L'immeuble Sextant, boulevard de Dunkerque, où est installé le siège de l'IRD.

L’IRD tremble, l’IRD est malade. Implanté depuis 2008 à Marseille, l’Institut de recherche pour le développement connaît la même chronique du désenchantement que sa ville d’adoption. Le fer de lance de la coopération scientifique française avec les Suds est traversé d’un profond malaise social. Au point qu’en décembre 2015, l’ensemble des syndicats a interpellé la direction pour un “risque grave” faisant état d’une “situation dégradée, portant atteinte à la santé physique et psychologique des agents”. Lors d’une réunion extraordinaire du comité hygiène, sécurité et conditions de travail (CHSCT), ils ont demandé le lancement d’une expertise pour ces risques psycho-sociaux qu’ils estiment avérés. “Je fais des permanences au siège depuis plusieurs mois. Le climat social y est très inquiétant, raconte Delphine Patrel, permanente du syndicat SNTRS-CGT, installée dans l’antenne montpelliéraine de l’IRD. Les gens sont sous pression. Ils posent des jours de congés, des RTT pour pouvoir souffler, quand ce ne sont pas des arrêts maladie. Certains prennent des anti-dépresseurs. Ils sont à bout.”

Un institut méconnu

L’institut de recherche pour le développement (IRD) est un trésor caché de la ville. Sis depuis 2008 dans un immeuble de bureaux au cœur d’Euroméditerranée, Le Sextant, c’est un des seuls organismes nationaux à avoir été décentralisé à Marseille dans le cadre de cette opération d’intérêt national. Avant lui, seul le Centre d’études et de recherche sur les qualifications (CEREQ) avait fait la descente, avec moins de remous.

Outil né durant la colonisation, il a connu une mue profonde en 1984 en devenant un établissement public scientifique et technique (EPST) sous la double tutelle ministérielle des Affaires étrangères et de la Recherche. Le déménagement à Marseille puis la création avortée d’une Agence censée coordonner la recherche scientifique pour le développement sont les derniers soubresauts d’une histoire mouvementée. La désignation du nouveau président a elle-même pris de longs mois avant que le nom de Jean-Paul Moatti sorte du chapeau.

Reprenant une expression attribuée au médecin de prévention, personnels syndiqués et non-syndiqués mettent en cause “une gouvernance pathogène” attribuée au nouveau président directeur général Jean-Paul Moatti et à la réorganisation des services qu’il a entrepris dès son arrivée. Le 11 mars 2015, par voie de décret présidentiel, ce chercheur en économie de la santé a pris la tête d’un mastodonte aux pattes d’argile.

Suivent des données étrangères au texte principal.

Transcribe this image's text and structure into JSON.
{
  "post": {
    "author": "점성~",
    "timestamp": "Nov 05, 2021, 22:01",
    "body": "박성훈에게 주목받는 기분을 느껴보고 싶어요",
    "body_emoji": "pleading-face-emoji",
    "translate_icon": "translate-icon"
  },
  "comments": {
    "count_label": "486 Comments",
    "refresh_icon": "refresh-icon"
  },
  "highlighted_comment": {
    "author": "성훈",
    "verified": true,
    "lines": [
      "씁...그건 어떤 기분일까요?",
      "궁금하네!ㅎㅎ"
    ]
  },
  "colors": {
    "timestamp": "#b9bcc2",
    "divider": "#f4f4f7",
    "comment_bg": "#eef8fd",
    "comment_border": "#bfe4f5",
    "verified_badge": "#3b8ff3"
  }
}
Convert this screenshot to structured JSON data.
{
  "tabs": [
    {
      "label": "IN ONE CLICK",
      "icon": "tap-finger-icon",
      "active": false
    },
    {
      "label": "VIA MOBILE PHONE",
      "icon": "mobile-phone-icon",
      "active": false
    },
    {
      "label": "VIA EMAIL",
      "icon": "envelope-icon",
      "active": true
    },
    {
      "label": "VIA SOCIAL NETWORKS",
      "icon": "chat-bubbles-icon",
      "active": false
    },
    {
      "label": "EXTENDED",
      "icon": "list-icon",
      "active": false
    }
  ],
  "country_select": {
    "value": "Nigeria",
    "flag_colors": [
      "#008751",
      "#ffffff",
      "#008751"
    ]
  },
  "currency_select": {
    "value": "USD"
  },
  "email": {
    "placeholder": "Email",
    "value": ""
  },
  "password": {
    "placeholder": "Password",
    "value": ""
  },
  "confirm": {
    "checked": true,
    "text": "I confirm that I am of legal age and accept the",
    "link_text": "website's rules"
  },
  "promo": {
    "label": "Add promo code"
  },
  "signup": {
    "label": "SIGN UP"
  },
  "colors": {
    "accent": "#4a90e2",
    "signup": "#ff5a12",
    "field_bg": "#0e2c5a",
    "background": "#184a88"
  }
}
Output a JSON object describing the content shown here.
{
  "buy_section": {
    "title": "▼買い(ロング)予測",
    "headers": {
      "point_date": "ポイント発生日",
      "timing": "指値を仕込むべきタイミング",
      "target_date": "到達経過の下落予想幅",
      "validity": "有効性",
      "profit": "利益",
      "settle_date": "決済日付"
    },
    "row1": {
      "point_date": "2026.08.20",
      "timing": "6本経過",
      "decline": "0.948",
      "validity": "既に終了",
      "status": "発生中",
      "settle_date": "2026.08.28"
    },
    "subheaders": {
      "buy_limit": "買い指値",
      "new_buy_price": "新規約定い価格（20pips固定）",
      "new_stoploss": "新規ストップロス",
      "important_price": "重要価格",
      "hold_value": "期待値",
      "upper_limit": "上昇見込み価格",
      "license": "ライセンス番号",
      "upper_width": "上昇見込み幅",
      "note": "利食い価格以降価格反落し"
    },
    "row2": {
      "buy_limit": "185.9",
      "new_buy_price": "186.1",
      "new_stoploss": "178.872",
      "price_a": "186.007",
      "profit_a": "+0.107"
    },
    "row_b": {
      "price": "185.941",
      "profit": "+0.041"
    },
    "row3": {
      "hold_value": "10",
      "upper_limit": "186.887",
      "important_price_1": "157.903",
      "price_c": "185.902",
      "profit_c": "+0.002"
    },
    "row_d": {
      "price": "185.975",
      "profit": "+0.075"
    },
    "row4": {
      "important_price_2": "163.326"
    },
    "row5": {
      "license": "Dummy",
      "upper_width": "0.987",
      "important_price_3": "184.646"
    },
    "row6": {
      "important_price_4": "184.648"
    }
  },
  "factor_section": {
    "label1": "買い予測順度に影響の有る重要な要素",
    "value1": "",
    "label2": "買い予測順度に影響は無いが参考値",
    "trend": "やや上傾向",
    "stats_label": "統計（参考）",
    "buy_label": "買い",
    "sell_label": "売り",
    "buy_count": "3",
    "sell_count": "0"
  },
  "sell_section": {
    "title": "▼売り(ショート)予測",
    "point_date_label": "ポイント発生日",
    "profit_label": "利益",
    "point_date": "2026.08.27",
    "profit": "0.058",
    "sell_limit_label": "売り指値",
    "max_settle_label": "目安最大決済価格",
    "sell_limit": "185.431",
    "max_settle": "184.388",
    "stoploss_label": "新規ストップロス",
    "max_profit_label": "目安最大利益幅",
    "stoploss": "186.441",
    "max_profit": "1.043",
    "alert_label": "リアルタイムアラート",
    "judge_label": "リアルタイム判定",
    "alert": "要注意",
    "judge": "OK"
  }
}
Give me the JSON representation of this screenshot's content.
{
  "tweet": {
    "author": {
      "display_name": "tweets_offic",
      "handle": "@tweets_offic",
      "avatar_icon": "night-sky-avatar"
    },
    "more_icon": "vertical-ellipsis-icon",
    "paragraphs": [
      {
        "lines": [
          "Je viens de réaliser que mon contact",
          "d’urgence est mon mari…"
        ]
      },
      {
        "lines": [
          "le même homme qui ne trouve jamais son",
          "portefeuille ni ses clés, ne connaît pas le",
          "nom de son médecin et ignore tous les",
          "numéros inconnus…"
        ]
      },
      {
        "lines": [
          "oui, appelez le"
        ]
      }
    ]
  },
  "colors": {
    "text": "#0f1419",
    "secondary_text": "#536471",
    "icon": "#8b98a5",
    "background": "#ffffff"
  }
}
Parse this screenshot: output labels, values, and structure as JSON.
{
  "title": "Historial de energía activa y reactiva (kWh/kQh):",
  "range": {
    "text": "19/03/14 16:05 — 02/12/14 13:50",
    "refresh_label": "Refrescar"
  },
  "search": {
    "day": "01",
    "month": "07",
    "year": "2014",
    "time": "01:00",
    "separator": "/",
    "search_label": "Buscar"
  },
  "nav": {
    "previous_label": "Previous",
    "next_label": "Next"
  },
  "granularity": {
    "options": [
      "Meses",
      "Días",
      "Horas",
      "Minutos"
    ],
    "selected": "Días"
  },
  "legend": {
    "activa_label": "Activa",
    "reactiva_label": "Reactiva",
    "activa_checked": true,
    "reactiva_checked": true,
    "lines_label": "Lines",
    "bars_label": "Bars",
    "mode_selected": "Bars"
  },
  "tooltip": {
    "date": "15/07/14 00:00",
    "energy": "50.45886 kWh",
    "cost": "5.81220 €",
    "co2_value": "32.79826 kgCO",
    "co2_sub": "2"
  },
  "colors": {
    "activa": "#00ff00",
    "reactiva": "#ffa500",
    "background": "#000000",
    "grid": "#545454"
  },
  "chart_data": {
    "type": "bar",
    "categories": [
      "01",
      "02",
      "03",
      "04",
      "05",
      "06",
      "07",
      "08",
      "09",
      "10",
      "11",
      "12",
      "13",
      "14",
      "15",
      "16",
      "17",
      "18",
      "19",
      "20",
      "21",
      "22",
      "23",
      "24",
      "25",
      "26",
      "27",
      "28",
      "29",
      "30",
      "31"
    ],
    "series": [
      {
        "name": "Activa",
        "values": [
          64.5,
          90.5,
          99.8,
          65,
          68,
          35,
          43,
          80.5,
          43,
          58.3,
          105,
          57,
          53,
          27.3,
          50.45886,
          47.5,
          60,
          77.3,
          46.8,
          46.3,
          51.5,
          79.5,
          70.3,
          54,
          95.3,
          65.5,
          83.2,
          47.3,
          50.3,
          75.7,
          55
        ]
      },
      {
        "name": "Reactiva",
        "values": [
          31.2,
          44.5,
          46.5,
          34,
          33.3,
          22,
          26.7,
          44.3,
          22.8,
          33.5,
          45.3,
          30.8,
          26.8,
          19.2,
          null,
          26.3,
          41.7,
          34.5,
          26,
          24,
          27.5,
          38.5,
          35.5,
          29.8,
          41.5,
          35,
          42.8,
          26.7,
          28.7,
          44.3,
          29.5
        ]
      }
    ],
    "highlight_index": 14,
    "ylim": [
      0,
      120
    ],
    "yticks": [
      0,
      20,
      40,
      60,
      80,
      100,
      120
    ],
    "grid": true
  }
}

Riche d’environ 2000 salariés dont près de 40 % de chercheurs répartis sur tous les continents, l’IRD est exemplaire de la spécificité de la coopération scientifique à la française où le pré carré diplomatique recoupe les liens scientifiques Nord/Sud. Sous la double tutelle des ministères des Affaires étrangères et de la Recherche, l’institut est présent en métropole sur trois sites principaux : Montpellier, Bondy en région parisienne et Marseille où est installé son siège.

“Jean-Pol-Pot”

L’arrivée de Jean-Paul Moatti avait été accueillie avec un certain soulagement par les quelques 200 salariés marseillais. Son prédécesseur, Michel Laurent était très contesté en interne, notamment par un grand nombre de directeurs de laboratoire qui avaient dénoncé sa gouvernance dans une lettre ouverte. Scientifique lui-même, le nouveau PDG ne souffre pas de contestation sur ce point. En revanche, il l’est très clairement sur ses méthodes de management. “Cassant”, “volontiers méprisant”, “à la limite de l’insulte”, “colérique”, voire même “Jean Pol-Pot”, voici en florilège les qualificatifs qui reviennent le plus souvent chez ses détracteurs. Mais au-delà de la personnalité du PDG lui-même, c’est son mode de gouvernance qui est contesté. En attaque d’un récent article que lui consacre la revue scientifique The Lancet, Moatti “le charismatique dirigeant français” l’avoue benoîtement : “C’est mon premier vrai boulot de direction”. Pourtant les reproches qui lui sont faits relèvent rarement du registre des erreurs de débutant.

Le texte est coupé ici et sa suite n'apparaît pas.